Part 3

“Bu, aku bisa jelasin semuanya, kalau ....” Belum sempat Hasan menjelaskan pada sang istri, Siti langsung menggelengkan kepala menatap suaminya dengan sorot mata penuh amarah, tapi seketika itu juga wanita itu justru tertawa lebar membuat Hasan terbelalak.

“Nggak perlu Mas jelaskan apa-apa, aku nggak marah kok, Mas lanjutin saja hubungan sama wanita itu.”

“Kamu beneran nggak marah?”

“Buat apa? Aku lebih memilih uang-uang ini dari pada harus marah sama kamu yang nggak menghasilkan apa-apa, Mas. Kalau mau nikah sama wanita itu juga aku nggak masalah.” Siti tertawa sambil mengibaskan uang berwarna merah di tangannya dan sebagian berserak di atas tempat tidur.
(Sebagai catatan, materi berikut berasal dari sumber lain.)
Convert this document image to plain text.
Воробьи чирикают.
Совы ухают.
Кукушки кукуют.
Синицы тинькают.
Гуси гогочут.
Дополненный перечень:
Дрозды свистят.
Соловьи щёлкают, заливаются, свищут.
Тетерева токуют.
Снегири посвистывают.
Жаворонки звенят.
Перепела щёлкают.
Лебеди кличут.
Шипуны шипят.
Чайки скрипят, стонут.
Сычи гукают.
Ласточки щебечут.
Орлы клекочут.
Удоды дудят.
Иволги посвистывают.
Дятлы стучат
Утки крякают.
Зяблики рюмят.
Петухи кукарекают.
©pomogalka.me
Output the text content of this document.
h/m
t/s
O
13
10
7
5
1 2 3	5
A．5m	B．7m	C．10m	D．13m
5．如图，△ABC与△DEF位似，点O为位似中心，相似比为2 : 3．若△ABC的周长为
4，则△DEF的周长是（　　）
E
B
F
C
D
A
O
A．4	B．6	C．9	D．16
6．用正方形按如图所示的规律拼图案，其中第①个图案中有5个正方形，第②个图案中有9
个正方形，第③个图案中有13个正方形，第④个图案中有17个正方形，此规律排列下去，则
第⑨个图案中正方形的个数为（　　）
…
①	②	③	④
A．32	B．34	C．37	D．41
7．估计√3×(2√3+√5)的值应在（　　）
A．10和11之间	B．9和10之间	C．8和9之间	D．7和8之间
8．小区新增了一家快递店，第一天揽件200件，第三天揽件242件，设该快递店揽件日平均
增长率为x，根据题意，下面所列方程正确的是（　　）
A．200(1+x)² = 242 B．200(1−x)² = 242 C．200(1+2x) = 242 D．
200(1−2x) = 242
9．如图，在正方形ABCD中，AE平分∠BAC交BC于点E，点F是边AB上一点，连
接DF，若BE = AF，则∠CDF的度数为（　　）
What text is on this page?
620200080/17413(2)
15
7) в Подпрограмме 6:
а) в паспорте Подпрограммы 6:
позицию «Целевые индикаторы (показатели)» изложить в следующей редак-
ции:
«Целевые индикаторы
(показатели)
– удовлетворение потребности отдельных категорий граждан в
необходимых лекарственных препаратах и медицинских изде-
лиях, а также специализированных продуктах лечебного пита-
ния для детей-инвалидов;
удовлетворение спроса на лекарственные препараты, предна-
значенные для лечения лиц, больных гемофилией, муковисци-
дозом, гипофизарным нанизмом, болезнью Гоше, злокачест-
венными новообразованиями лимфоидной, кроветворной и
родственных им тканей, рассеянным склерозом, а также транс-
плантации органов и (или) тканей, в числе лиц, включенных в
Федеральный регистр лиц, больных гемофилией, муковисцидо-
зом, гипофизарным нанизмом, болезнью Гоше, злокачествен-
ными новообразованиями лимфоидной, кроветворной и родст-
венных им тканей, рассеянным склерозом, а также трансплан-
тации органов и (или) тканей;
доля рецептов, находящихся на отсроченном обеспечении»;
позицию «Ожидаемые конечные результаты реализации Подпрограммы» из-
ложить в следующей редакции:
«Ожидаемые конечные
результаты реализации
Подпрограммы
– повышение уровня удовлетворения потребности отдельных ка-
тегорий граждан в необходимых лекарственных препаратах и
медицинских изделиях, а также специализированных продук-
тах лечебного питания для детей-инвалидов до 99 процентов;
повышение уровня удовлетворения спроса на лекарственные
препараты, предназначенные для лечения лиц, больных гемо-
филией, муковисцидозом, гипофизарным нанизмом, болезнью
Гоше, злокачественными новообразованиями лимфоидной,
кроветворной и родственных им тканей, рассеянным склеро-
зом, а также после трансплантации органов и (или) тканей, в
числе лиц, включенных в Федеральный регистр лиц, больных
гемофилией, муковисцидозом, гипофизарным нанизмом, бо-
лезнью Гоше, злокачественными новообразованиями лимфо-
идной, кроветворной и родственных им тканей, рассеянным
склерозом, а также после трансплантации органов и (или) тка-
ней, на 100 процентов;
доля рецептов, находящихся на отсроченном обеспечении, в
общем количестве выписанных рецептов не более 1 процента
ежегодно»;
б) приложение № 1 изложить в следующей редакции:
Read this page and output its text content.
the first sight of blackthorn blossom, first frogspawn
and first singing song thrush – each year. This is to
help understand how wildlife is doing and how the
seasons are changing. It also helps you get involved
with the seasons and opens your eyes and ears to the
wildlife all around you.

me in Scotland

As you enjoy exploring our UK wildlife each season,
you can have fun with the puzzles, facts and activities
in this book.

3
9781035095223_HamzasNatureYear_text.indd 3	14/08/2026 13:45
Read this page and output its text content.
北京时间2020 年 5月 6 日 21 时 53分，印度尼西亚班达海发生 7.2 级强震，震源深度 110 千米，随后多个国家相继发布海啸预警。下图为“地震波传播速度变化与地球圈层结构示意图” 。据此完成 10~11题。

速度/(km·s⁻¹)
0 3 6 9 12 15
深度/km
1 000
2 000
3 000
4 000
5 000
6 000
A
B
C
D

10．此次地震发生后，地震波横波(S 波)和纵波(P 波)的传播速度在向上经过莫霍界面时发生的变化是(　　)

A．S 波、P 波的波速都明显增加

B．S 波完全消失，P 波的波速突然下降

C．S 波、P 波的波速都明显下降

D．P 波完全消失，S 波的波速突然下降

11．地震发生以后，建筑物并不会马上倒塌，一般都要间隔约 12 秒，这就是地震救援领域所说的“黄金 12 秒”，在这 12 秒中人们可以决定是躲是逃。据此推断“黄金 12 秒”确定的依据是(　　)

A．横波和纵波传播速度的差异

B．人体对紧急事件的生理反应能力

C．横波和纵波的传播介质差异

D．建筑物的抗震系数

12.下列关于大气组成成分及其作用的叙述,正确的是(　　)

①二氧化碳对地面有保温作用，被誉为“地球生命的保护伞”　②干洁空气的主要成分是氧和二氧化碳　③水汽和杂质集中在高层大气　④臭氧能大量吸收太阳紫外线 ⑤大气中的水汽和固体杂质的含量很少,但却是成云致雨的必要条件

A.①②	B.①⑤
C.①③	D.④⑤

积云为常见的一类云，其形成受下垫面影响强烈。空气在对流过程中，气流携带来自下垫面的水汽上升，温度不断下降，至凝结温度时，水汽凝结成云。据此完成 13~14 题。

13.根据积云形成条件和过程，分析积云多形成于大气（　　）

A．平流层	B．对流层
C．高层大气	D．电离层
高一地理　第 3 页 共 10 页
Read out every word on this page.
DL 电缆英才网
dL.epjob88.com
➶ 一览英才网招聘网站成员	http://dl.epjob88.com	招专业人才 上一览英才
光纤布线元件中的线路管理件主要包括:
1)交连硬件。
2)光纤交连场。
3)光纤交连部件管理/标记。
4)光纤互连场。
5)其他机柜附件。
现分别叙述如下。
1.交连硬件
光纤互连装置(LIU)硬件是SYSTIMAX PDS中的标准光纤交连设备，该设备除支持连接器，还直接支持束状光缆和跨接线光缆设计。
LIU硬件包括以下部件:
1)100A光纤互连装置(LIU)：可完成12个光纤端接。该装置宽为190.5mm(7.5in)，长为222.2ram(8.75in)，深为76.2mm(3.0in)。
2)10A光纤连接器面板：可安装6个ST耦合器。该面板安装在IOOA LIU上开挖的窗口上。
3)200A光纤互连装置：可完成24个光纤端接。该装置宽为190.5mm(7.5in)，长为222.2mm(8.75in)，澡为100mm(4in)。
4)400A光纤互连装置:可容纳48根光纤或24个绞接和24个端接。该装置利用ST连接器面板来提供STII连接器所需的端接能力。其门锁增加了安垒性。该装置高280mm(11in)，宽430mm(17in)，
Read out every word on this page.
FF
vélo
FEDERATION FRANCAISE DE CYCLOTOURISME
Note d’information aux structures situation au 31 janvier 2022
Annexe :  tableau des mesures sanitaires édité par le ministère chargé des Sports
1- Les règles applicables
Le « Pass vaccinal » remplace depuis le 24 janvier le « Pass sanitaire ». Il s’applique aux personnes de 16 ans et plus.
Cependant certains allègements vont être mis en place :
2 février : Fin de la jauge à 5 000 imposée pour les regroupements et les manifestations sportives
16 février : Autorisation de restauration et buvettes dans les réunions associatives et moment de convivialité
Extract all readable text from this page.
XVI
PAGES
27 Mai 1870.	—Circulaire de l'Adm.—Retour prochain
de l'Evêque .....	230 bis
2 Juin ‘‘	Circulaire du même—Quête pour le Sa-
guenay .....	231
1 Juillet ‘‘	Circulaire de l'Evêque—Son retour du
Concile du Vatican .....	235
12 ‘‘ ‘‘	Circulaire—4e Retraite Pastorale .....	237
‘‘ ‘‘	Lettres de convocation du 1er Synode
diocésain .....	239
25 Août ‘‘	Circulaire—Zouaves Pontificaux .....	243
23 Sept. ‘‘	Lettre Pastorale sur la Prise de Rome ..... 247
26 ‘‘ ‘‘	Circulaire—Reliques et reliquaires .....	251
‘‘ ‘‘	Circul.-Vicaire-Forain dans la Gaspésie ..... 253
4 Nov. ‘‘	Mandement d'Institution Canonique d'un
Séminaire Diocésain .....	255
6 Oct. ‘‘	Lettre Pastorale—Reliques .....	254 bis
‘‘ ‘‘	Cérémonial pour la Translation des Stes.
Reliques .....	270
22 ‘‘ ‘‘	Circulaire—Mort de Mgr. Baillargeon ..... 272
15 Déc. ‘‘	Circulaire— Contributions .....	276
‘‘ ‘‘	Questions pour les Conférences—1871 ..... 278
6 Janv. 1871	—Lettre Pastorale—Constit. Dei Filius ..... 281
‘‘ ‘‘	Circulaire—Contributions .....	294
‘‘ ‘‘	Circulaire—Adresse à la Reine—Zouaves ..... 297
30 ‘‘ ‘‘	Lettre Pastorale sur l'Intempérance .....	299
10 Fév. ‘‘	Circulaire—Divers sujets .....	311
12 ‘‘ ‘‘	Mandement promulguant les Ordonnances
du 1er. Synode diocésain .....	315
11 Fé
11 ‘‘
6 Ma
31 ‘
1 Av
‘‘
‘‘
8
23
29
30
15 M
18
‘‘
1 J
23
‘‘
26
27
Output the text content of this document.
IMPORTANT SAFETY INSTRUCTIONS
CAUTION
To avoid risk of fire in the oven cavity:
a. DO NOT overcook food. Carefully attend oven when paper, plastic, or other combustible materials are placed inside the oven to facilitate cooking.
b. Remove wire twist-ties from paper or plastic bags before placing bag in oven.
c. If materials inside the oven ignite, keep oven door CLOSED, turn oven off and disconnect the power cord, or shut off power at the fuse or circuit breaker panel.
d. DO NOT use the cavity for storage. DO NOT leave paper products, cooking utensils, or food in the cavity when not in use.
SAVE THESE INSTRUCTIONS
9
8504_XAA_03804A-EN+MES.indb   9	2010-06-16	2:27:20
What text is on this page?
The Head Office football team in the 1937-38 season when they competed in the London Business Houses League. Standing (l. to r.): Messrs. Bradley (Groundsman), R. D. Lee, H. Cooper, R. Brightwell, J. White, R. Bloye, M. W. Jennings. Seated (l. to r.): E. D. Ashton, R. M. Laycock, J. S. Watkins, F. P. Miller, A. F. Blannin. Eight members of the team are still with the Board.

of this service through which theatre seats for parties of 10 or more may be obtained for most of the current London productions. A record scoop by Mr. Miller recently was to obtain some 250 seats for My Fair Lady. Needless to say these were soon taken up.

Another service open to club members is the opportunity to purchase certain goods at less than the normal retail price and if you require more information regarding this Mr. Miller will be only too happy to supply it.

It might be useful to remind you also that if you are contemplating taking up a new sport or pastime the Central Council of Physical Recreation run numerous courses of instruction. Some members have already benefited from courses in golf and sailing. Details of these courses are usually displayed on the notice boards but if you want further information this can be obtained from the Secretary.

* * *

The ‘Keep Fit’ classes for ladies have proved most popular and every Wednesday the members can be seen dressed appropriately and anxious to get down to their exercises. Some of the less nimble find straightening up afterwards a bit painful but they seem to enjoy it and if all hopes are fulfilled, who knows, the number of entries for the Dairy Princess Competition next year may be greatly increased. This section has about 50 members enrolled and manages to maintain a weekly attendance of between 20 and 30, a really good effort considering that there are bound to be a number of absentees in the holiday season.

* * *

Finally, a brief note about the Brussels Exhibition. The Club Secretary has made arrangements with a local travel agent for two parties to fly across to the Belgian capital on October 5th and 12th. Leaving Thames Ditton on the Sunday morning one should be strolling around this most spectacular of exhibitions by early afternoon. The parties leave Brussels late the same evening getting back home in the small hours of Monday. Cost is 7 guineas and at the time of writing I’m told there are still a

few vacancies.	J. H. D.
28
Hasan menelan ludah, ia tak tahu apa yang sedang merasuki istrinya. Karena berubah drastis, dan ia merasa janggal dengan uang yang didapat oleh Siti tak masuk akal jumlahnya, seolah tak pernah habis.

“Oh iya, malam ini aku mau tidur sendiri di kamar, Mas bisa kan tidur di ruang tamu,” ujar Siti.

Terpaksa Hasan mengangguk menurut tanpa perlawanan, lalu mengambil bantal dan selimut membawanya ke ruang tamu.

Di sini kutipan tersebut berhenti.